Diante dessa situação, cabe destacar, em primeiro lugar, que os problemas relacionados à prática da leitura refletem os costumes instituídos pela população em um determinado período histórico. Nesse sentido, o sociólogo Sérgio Buarque de Holanda relata em seu livro “Raízes do Brasil”, que os indivíduos estão relacionados à cultura local. Assim, à medida que o imediatismo e a mobilidade da sociedade mudaram as visões da leitura e da comunidade, a expansão dos equipamentos tecnológicos que se fortaleceram no último século trouxe novos paradigmas que mudaram completamente as relações interpessoais e os espaços educacionais. Um exemplo dessa situação é o grande número de aplicativos virtuais, como o “Facebook” e os celulares que, devido à grande quantidade de informações nesses meios de comunicação, formaram hábitos de leitura e relacionamento bastante superficiais.
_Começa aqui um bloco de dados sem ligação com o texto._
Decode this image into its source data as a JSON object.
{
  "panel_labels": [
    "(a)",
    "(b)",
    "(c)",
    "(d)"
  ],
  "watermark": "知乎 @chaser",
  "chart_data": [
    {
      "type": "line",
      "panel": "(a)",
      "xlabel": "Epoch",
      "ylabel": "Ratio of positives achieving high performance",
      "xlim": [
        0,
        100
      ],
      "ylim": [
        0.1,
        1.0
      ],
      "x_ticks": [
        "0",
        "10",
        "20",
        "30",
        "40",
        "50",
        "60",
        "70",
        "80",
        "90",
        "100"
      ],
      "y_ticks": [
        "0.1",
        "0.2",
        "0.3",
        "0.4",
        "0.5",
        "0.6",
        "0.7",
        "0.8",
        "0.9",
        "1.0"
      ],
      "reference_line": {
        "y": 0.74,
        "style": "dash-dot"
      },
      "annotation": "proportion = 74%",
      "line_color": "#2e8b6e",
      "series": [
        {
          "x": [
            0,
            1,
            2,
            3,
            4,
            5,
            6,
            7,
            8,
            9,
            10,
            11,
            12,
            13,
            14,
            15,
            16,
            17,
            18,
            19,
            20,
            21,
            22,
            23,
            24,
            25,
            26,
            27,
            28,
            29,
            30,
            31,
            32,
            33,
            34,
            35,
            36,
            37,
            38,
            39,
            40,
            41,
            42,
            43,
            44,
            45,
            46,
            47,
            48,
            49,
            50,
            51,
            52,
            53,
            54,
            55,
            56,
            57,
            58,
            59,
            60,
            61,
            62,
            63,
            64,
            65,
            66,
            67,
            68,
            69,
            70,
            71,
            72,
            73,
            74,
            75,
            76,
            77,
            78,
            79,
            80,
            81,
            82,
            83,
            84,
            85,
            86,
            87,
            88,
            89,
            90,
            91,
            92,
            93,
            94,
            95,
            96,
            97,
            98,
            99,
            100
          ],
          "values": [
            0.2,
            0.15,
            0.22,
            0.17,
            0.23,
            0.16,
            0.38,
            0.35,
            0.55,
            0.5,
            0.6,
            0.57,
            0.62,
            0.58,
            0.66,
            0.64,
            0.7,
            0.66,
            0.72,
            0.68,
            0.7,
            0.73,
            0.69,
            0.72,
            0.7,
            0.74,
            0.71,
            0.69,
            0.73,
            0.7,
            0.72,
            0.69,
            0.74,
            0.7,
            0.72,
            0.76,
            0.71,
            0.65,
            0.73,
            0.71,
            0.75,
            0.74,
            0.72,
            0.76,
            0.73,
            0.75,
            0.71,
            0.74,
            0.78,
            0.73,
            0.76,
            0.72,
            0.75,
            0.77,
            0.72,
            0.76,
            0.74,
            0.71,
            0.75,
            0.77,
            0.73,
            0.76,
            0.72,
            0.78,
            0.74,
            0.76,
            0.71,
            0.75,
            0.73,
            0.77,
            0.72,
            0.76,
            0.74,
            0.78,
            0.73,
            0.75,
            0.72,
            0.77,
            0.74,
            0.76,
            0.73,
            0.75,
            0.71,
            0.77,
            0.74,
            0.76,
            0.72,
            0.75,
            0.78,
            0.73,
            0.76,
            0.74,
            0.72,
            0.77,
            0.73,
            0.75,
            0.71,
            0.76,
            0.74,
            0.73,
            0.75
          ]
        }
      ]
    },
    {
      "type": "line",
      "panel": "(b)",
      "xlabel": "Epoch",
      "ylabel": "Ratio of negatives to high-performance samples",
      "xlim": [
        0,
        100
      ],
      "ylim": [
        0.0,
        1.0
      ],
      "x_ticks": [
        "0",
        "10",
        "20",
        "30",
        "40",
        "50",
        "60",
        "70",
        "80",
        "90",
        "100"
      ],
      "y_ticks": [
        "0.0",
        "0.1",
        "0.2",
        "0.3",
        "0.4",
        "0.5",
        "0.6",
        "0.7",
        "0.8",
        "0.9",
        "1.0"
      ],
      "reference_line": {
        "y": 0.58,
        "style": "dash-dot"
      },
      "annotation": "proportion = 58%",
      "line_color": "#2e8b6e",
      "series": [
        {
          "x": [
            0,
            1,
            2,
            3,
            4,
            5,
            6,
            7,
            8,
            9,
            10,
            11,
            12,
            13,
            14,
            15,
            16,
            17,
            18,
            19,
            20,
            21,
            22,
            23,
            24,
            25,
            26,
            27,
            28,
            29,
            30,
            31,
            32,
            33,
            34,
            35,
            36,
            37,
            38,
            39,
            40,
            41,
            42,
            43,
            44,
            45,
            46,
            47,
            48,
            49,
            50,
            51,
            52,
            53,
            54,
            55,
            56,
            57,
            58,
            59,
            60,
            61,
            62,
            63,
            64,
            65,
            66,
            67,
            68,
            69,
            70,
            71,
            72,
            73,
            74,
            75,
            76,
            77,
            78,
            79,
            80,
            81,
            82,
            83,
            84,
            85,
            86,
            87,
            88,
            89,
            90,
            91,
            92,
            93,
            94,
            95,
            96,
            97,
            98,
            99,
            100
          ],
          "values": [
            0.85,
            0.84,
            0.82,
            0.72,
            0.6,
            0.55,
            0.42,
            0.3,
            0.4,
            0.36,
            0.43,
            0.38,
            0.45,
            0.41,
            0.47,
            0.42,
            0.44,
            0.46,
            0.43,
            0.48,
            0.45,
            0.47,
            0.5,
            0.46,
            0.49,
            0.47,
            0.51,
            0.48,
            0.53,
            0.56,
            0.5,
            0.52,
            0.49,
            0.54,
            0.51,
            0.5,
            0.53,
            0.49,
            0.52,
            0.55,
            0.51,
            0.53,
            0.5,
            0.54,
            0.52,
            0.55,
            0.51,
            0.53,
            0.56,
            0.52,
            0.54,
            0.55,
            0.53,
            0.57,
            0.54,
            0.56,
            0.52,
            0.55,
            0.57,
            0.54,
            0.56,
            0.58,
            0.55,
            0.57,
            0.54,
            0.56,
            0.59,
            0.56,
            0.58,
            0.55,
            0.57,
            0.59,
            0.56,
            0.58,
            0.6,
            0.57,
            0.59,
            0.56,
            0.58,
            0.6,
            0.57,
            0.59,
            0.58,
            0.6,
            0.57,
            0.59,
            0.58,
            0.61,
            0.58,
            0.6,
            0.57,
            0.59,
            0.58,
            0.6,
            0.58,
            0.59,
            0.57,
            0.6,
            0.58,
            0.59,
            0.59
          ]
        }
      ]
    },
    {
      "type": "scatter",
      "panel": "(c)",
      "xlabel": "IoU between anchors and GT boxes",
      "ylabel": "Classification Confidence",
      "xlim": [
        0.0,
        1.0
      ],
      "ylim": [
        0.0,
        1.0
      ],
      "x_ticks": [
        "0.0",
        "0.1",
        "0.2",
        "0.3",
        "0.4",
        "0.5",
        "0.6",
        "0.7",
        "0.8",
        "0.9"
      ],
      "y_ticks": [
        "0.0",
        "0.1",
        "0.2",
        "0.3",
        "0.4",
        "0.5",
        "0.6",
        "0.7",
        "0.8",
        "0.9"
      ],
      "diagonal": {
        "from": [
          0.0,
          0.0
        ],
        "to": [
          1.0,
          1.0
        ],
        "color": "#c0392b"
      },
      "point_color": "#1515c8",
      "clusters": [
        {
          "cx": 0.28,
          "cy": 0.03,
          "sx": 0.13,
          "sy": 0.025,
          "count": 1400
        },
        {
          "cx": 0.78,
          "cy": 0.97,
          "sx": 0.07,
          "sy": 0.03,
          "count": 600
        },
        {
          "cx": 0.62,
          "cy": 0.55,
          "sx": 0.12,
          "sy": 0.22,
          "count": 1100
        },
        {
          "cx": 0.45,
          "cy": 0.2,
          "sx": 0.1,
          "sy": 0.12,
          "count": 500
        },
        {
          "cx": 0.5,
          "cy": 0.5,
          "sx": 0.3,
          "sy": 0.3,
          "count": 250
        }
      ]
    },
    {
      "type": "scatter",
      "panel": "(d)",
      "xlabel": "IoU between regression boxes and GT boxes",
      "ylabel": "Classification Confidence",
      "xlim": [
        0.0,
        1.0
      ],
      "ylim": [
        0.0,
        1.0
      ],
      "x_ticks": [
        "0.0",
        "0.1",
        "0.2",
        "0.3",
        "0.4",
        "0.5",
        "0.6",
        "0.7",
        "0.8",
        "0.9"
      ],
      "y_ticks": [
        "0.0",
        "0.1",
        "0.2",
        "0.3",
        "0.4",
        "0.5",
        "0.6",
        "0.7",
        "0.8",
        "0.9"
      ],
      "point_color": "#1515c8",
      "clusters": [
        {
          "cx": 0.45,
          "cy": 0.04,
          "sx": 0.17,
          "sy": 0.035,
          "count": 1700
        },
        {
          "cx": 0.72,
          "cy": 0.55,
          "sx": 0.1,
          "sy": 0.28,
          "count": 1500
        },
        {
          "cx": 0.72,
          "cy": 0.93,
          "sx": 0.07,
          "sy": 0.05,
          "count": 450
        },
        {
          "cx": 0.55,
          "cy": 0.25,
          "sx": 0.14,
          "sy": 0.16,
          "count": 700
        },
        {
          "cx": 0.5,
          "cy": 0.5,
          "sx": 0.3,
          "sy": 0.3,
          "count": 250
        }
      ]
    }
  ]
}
Portanto, tal acontecimento representa um quadro de caos social que precisa ser combatido.

Além disso, a falta de políticas de educação social para a educação básica justificava as dificuldades do país nos hábitos de leitura. Isso porque, segundo o filósofo francês Pierre Bourdieu, o preconceito e a origem social estão relacionados à manutenção de certos valores na sociedade. Nessa perspectiva, a falta de bibliotecas públicas e escolares em algumas cidades e a falta de incentivos educacionais, como atividades de ensino e certificados de leitura de livros, dificultam a eficácia da leitura em todo o país. Portanto, segundo o site do G1, além das barreiras culturais nas instituições públicas, não é de se estranhar que a falta de disciplinas literárias no ensino médio também seja a principal barreira para o desenvolvimento da leitura.

Portanto, o desafio da prática da leitura é um obstáculo que precisa ser minimizado. Portanto, como agentes promotoras do ensino e educação social, as escolas devem realizar palestras de cunho social e exposições de ciências, com o objetivo de esclarecer o impacto dos equipamentos técnicos na leitura eficaz e por meio de vídeos demonstrativos e teatros realizados por professores, orientar os cidadãos a lerem corretamente. Além disso, o estado deve aprovar leis de incentivos econômicos para as cidades, construir bibliotecas públicas e ensinar literatura obrigatoriamente nas escolas, com finalidade de incentivar os cidadãos a ler.